К нам подошел хозяин и, не поднимая глаз, угодливо поинтересовался, не нужно ли нам чего-нибудь еще. Мы ответили, что нет и он все так же, не глядя на нас, торопливо убрал со стола. Эк я его!

– А вы сами-то чего разузнали? – спросила у нас Гертруда, как только хозяин убрался прочь.

– После твоих известий, наши ничего не стоят, да и вообще глупостью полной являются, – резонно заметила я.

– Ну лады. Давайте определимся, будем ли мы сами в этом участвовать? – осведомилась старшая сестра.

– Ни в коем случае! – замахала руками Юозапа. – С ума сошла?! Где ж это видано, чтобы мы, дочери Господа нашего, против законной власти шли?

– Где ж ты тут закон-то видишь? – вскинула брови Гертруда

– Как это где? – удивилась Юза. – Ведь подозрение на болячку есть? Есть. Доктор подтвердил? Подтвердил.

– Но это ж неправда! – воскликнула старшая сестра.

– А кто докажет что неправда? – продолжала упираться Юозапа.

– Так больных нет! – уже негодовала Герта.

– И что? По бумагам есть. Может, сыночка баронета простой понос прохватил, пережрал он там чего-то, а запишут все как холера. Врач свой, на сто рядов перекупленный. Градоправитель все по правилам сделал. Так что здесь не прикопаешься.

– И что ты нам предлагаешь? Сидеть тут и киснуть?! А вдруг у них ничего не получится?! – не сдавалась Гертруда. – Есфирь, ты что предложишь? Ты ж у нас теперь самая главная. Вот и давай решай! Как скажешь, так мы и поступим!

– Что скажу, что скажу, – я в раздумье почесала кончик носа. – Лезть нам, конечно же, на-рожна не надо. Опасно просто. Однажды припомнят такое восстание – мало не покажется. Но и сидеть как квочки на насесте тоже не дело. Для начала мы с Гертой, завтра с утра сходим, посмотрим, как у народа дело пойдет. Если не очень, и будет ясно, что даже к вечеру город нам не покинуть, то уже сами полезем брать за грудки пресловутого баронета. Нам лишь бы до него добраться, а уж там я придумаю, чем и как его пугануть, – пообещала я многозначительно.

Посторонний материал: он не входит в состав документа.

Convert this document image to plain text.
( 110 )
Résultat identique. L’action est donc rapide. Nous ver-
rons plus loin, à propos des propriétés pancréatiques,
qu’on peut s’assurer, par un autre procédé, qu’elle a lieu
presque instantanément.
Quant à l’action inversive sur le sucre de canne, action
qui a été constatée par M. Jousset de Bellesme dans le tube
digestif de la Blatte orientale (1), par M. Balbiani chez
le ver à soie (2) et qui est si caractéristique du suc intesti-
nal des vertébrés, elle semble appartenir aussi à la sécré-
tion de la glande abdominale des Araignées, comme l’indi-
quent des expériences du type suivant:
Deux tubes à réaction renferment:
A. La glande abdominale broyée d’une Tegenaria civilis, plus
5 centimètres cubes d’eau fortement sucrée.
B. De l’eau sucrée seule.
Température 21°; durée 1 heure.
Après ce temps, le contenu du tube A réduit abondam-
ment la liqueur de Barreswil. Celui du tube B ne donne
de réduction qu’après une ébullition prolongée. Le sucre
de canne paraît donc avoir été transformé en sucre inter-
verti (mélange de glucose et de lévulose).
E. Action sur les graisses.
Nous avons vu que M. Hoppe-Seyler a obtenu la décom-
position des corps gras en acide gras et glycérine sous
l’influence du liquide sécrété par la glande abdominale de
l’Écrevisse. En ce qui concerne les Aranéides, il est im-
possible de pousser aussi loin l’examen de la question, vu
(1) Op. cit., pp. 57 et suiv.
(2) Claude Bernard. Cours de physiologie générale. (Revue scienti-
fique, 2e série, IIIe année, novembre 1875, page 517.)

И на другой день мы тоже поздно проснулись, уже рассвело. Вдумчиво и толково размялись, сменяя друг друга в тренировочном бою одна против двоих. Ох и глаза были у Агнесс, когда она смотрела, как мы гоняем друг дружку по двору, и восхищенные и перепуганные одновременно. По окончании поединков, она восторженно выдала нам: 'Никогда бы не подумала, что так можно! Вы прям, как настоящие рубились! Жуть как страшно!' – на что Юза фыркнула, а Гертруда долго смеялась приговаривая: 'Можно подумать мы не всамделишные!'. Потом неспешно позавтракали, и как договорились вчера, оставив как всегда Агнесс под присмотром Юозапы в харчевне, мы со старшей сестрой отправились в город разузнать, что к чему. На улицах было неспокойно, похоже, что виденные Гертрудой вечером мужики потихонечку начали раскочегаривать народ. Хоть с дрекольем еще никто не бегал, но напряженная атмосфера уже ощущалась вовсю. Мы неспешно дотопали до главной площади, где стоял дом баронета Сера Персиваля Брюна. Вот тут-то и было основное скопление людей. В основном здесь собралось мужское население, но все же то тут, то там мелькали калоты или платки; видимо дамочки побойчей тоже решили поучаствовать. (Калотт – дамский чепец с загнутыми краями) Дом градоправителя сегодня походил на крепость, окна первого этажа заколочены изнутри деревянными щитами, второго наглухо притворены ставнями: да, ребята решили держать оборону всерьез. Непосредственно перед закрытыми дверями стояли четверо осанистых мужчин, крупных таких и о чем-то разговаривали, изредка махая руками в разные стороны.

– Они? – спросила я у Герты, указывая на них взглядом.

– Ага, они самые, – подтвердила она, и спросила: – Присоединяться будем?

– Для начала просто поговорим, – ответила я и направилась в их сторону.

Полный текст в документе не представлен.